Iranian royal (1926–2001)

Mahmoud Reza Pahlavi (محمودرضا پهلوی; 5 October 1926 – 15 March 2001) was a member of Iran's Pahlavi dynasty. He was a son of Reza Shah and a half-brother of Mohammad Reza Pahlavi.

==Biography==
Pahlavi was born on 5 October 1926 as the third child of Reza Shah and Esmat Dowlatshahi. He received primary education in Iran and then went to Switzerland for secondary education. He enrolled in Tehran's military school but following his father's abdication in 1941 he moved with him to South Africa.
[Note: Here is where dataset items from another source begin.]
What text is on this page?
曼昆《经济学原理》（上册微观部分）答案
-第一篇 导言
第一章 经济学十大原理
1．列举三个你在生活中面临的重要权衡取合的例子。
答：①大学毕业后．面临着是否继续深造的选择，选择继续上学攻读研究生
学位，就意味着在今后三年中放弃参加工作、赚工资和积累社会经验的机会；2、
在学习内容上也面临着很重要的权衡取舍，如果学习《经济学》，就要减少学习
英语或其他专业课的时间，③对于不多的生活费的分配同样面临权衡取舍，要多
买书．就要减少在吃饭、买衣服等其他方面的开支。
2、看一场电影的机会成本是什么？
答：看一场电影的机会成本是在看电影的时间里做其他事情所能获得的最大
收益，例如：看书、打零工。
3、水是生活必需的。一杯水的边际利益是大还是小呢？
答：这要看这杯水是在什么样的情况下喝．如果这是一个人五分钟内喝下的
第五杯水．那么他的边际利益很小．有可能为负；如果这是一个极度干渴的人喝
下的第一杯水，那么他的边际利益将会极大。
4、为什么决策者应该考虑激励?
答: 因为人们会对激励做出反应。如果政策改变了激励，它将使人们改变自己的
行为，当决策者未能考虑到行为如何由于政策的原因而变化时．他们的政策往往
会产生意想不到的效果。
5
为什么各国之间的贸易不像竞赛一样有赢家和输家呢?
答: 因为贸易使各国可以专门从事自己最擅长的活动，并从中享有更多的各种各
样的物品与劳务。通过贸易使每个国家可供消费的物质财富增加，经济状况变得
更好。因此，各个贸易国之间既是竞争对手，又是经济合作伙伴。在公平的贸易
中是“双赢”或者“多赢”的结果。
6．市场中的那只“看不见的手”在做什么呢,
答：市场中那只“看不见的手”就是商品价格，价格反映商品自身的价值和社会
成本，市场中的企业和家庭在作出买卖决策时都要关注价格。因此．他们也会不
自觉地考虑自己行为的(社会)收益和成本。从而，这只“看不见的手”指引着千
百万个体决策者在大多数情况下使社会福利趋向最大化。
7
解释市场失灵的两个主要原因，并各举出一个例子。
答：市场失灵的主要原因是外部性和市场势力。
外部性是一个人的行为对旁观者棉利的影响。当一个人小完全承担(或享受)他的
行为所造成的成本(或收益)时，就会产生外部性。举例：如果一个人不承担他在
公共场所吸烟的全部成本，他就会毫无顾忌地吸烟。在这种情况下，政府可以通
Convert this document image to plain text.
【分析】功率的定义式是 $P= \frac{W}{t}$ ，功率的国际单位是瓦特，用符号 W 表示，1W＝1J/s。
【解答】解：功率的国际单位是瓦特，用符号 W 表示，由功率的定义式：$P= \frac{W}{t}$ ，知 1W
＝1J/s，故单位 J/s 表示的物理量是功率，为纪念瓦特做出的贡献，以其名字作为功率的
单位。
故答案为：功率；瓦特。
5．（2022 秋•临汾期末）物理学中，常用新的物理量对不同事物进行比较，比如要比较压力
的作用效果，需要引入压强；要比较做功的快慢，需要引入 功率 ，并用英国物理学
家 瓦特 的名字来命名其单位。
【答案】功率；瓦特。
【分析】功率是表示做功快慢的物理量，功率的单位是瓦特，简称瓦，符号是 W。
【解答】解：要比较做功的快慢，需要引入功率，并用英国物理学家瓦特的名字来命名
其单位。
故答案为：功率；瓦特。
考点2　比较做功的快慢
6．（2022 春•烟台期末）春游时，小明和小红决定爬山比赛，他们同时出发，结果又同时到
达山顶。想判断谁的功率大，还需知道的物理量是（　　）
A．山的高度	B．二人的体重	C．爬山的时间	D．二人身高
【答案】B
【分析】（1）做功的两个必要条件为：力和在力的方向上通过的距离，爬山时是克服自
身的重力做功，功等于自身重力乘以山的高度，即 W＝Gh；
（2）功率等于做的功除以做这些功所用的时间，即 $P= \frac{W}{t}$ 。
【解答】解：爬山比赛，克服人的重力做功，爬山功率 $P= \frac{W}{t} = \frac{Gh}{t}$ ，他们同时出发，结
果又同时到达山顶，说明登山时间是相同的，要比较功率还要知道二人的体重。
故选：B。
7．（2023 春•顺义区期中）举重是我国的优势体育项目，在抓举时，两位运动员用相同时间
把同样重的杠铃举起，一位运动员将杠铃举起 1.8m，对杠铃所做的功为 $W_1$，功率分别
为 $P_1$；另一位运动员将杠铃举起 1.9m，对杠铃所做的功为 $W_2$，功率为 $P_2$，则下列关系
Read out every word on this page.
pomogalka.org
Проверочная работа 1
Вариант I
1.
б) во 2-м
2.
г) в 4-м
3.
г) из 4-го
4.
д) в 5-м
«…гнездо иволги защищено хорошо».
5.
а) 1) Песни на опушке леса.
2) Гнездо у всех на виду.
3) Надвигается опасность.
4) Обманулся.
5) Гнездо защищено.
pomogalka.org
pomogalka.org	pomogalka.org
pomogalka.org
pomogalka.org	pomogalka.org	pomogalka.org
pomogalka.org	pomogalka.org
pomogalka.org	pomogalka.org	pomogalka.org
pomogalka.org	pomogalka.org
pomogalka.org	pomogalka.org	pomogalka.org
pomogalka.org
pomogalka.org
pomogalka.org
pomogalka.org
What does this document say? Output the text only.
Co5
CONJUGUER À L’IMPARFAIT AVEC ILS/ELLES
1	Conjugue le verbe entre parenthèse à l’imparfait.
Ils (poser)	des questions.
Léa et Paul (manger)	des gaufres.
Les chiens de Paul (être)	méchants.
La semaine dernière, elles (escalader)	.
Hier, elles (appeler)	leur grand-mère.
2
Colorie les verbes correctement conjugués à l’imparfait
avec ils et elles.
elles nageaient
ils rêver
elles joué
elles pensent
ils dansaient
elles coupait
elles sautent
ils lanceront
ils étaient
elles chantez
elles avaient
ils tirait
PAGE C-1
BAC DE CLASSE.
After his father's death, he temporarily returned to Iran before moving to the United States to study business and industrial management at the University of California and University of Michigan.

Upon his return to Iran, he married Mehrdokht Azam Zangeneh (daughter of Colonel Yadu’llah Khan Azam Zanganeh, sometime Air ADC to the Shah), in 1954 but the couple divorced after three years. In 1964, he married Maryam Eghbal, the 18-year-old daughter of Manouchehr Eghbal. This marriage also ended in divorce and Eghbal later married Pahlavi's nephew Shahriar Shafiq.

Mahmoud Reza Pahlavi had activities in the agricultural sector and rural development in Iran during the Pahlavi era. His relations with his half-brother and the Shah, Mohammed Reza Pahlavi, became strained due to his involvement in opium trafficking business. Thus, he was banned from participating in royal events by the Shah.

After the Iranian Revolution, Mahmoud Reza Pahlavi moved to the United States. In May 1992, he was arrested in Beverly Hills due to allegations of possessing and selling opium. He died on 15 March 2001 at the age of 74.